Metabolic dysfunction and protein aggregation are associated with neurodegenerative disorders such as Alzheimer's disease (AD). However, the mechanisms underlying these abnormalities remain poorly understood. Mutations in the presenilin encoding genes are the primary cause of early onset familial AD, but their role in the disease is unclear. The presenilins are primarily known to function as the catalytic component of the gamma-secretase complex, which is involved in the cleavage of the amyloid precursor protein (APP) to produce amyloid beta (Abeta) peptides, whose aggregation into Abeta plaques is considered the hallmark of AD. However, many studies have demonstrated a gamma-secretase independent role for presenilins in calcium homeostasis that is critical for neuronal health. Previously, we showed that loss of the Caenorhabditis elegans presenilin ortholog SEL-12 elevates mitochondrial calcium signaling, which increases mitochondrial metabolism to drive neurodegeneration and loss of protein homeostasis. Here, we demonstrate that this elevated mitochondrial calcium and concomitant mitochondrial hyperactivity promotes activation of the mechanistic Target of Rapamycin Complex 1 (mTORC1) pathway. We utilize several models of protein homeostasis to show mTORC1 hyperactivity contributes to protein homeostasis defects. Reducing mTORC1 activity improves neurodegenerative phenotypes associated with loss of SEL-12/presenilin function.

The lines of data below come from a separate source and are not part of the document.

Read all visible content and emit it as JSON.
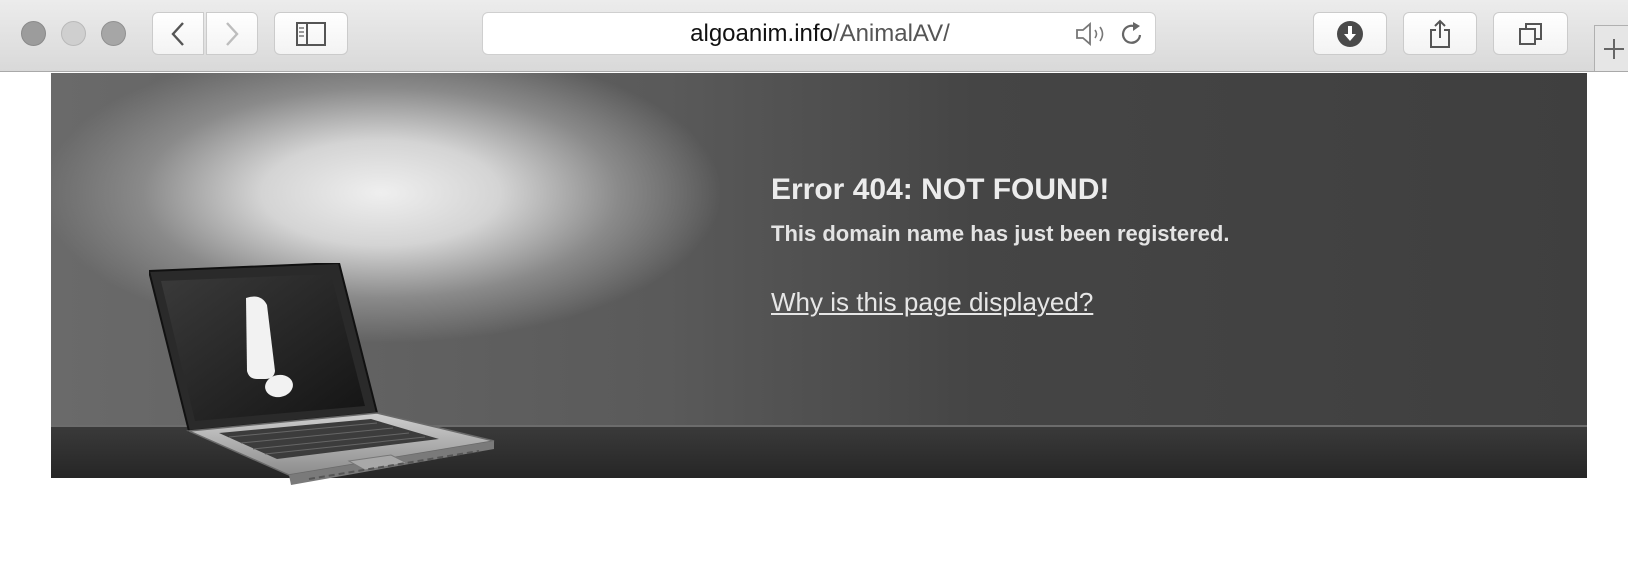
{
  "browser": {
    "url_domain": "algoanim.info",
    "url_path": "/AnimalAV/",
    "icons": {
      "back": "chevron-left-icon",
      "forward": "chevron-right-icon",
      "sidebar": "sidebar-icon",
      "audio": "speaker-icon",
      "reload": "reload-icon",
      "download": "download-icon",
      "share": "share-icon",
      "tabs": "tabs-icon",
      "new_tab": "plus-icon"
    }
  },
  "page": {
    "error_title": "Error 404: NOT FOUND!",
    "error_subtitle": "This domain name has just been registered.",
    "why_link": "Why is this page displayed?",
    "illustration": "laptop-warning-icon"
  }
}
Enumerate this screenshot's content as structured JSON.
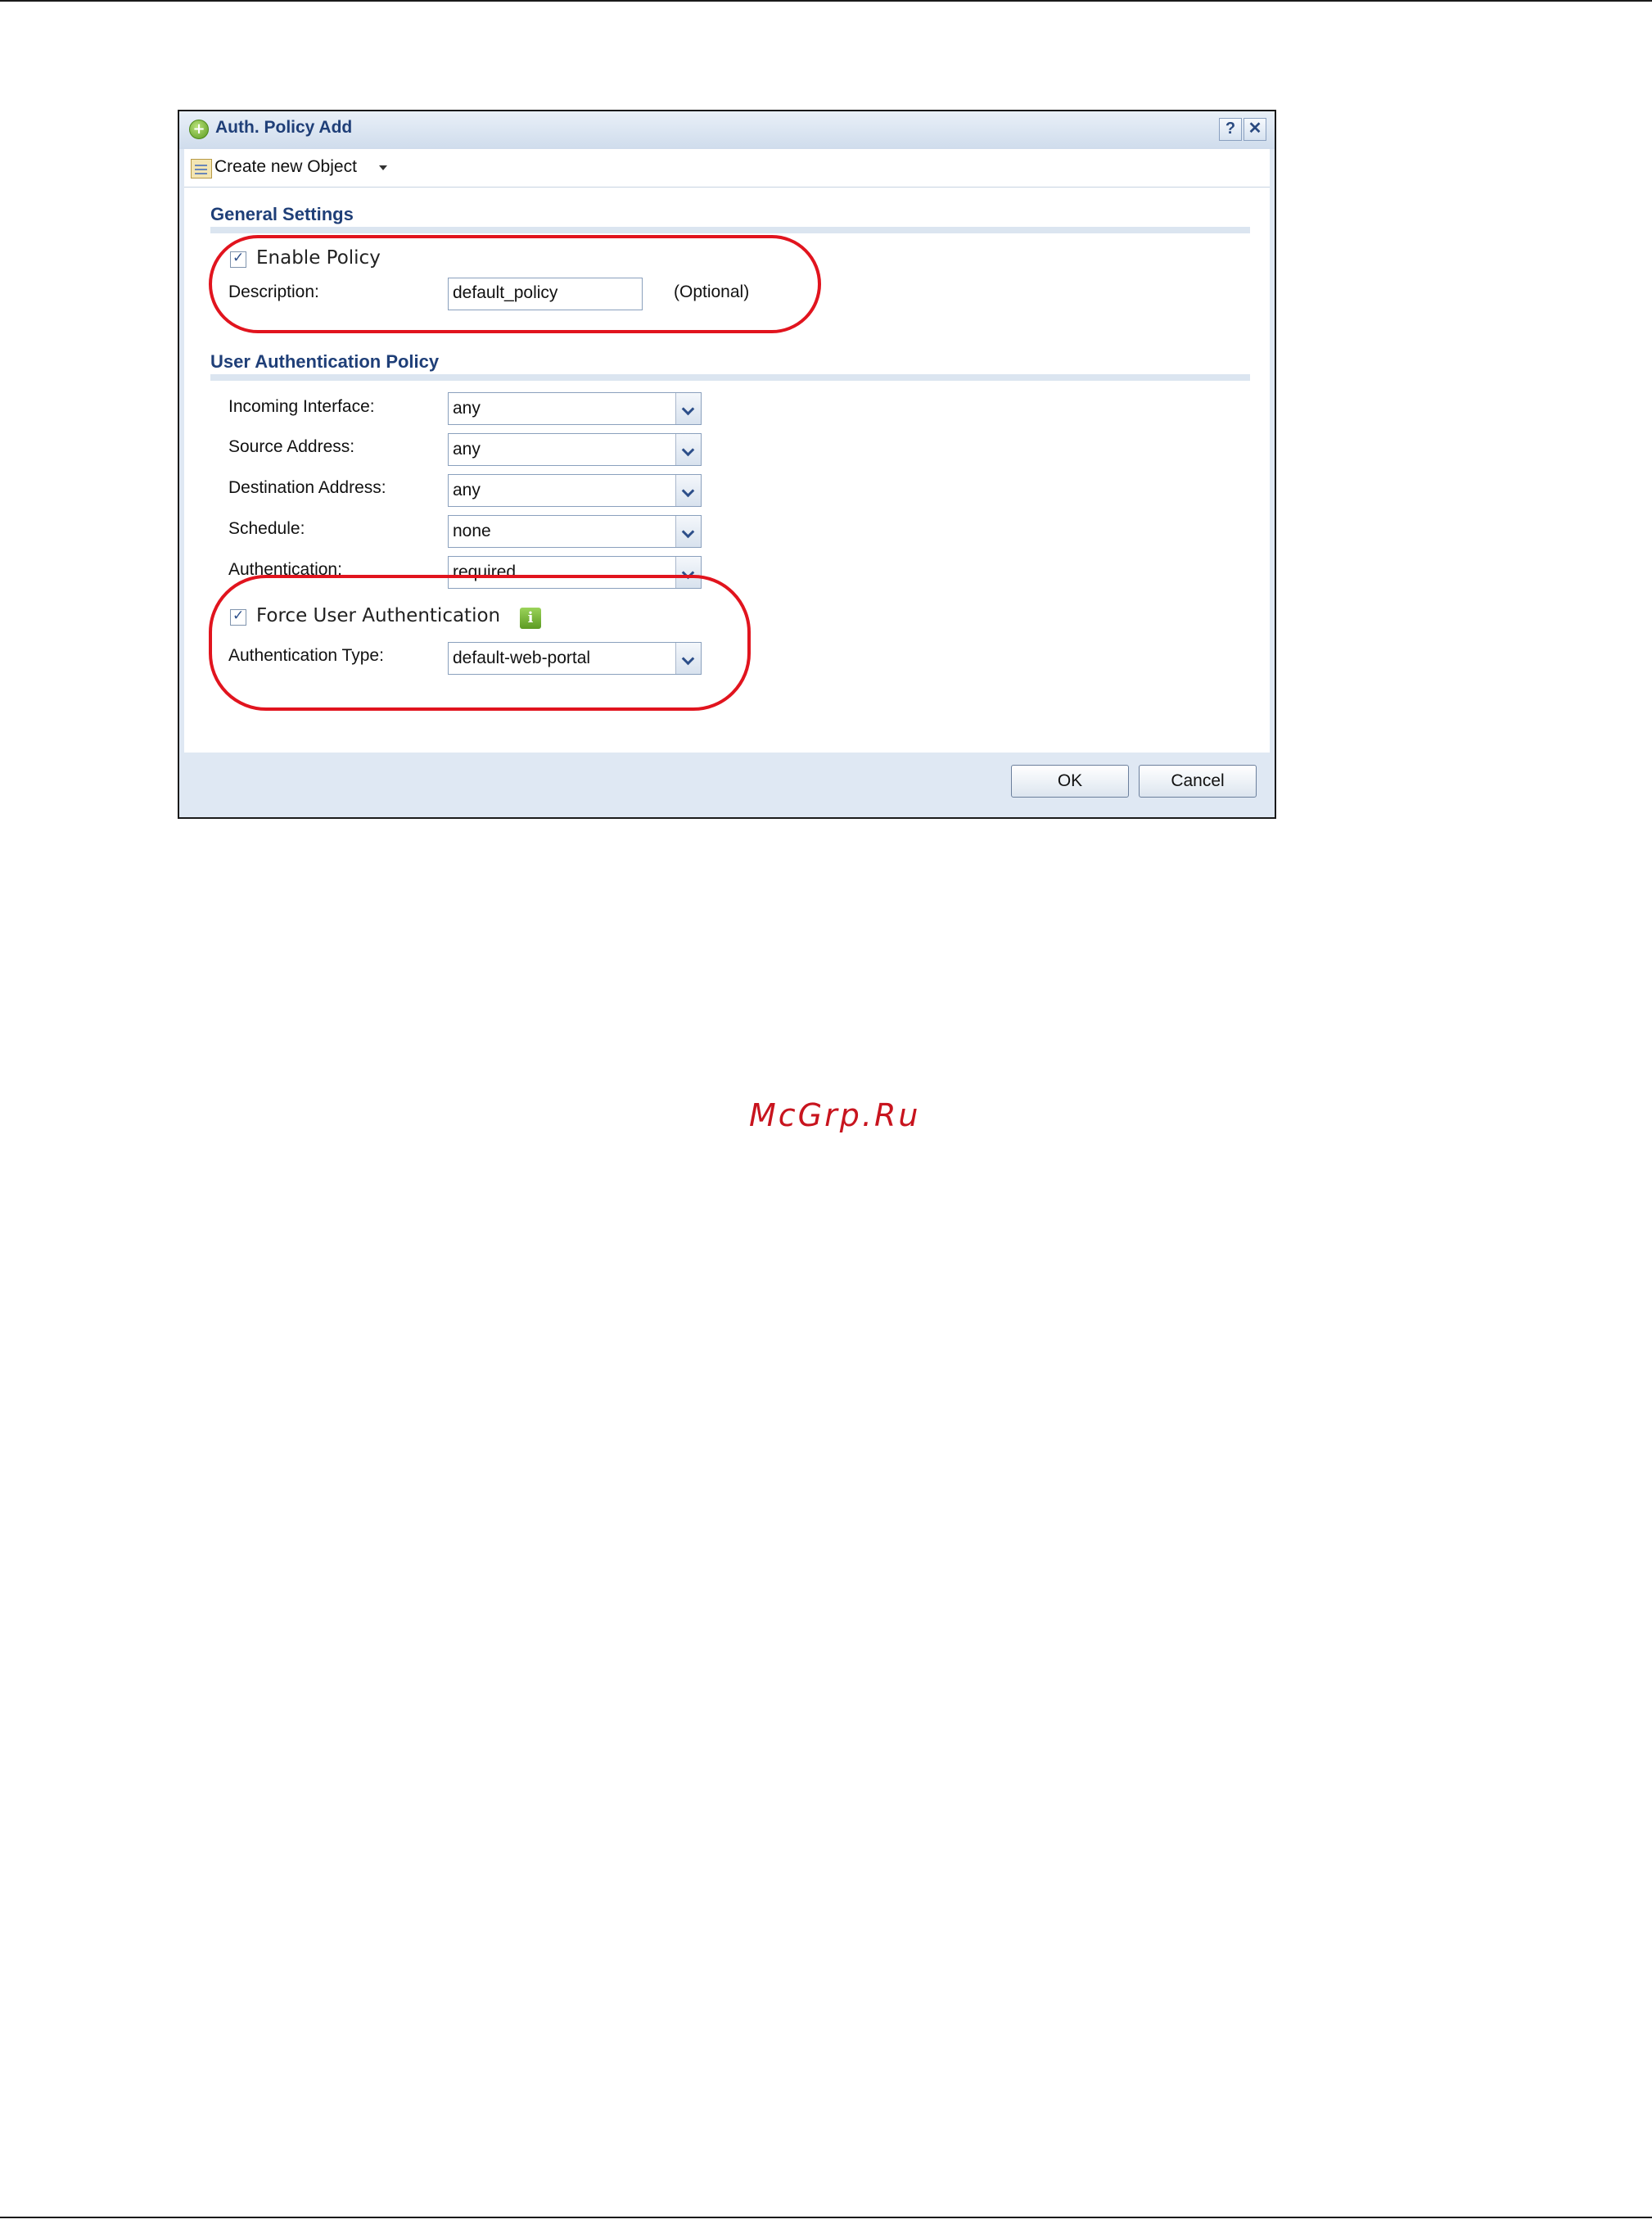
{
  "dialog": {
    "title": "Auth. Policy Add",
    "help_label": "?",
    "close_label": "✕"
  },
  "toolbar": {
    "create_label": "Create new Object"
  },
  "general": {
    "heading": "General Settings",
    "enable_label": "Enable Policy",
    "enable_checked": true,
    "description_label": "Description:",
    "description_value": "default_policy",
    "optional_hint": "(Optional)"
  },
  "user_auth": {
    "heading": "User Authentication Policy",
    "incoming_label": "Incoming Interface:",
    "incoming_value": "any",
    "source_label": "Source Address:",
    "source_value": "any",
    "destination_label": "Destination Address:",
    "destination_value": "any",
    "schedule_label": "Schedule:",
    "schedule_value": "none",
    "authentication_label": "Authentication:",
    "authentication_value": "required",
    "force_label": "Force User Authentication",
    "force_checked": true,
    "info_icon": "i",
    "auth_type_label": "Authentication Type:",
    "auth_type_value": "default-web-portal"
  },
  "buttons": {
    "ok": "OK",
    "cancel": "Cancel"
  },
  "colors": {
    "annotation": "#e1141e",
    "heading": "#1f3f78",
    "watermark": "#c8141e"
  },
  "watermark": "McGrp.Ru"
}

We also show mTORC1 plays a cell-autonomous role in neurodegeneration and that rescue of neuronal mTORC1 signaling is sufficient to abrogate improvements to neuronal function caused by global mTORC1 inhibition. Consistent with high mTORC1 activity, we find that SEL-12/presenilin loss reduces autophagy, and this reduction is prevented by limiting mitochondrial calcium uptake. Furthermore, the improvements to protein homeostasis and neuronal function in
sel-12 mutants due to mTORC1 inhibition require the induction of autophagy. Collectively, these results indicate that mTORC1 hyperactivation exacerbates the defects in protein homeostasis, autophagy, and neuronal function in
sel-12 mutants and suggest a potential therapeutic target for treating AD.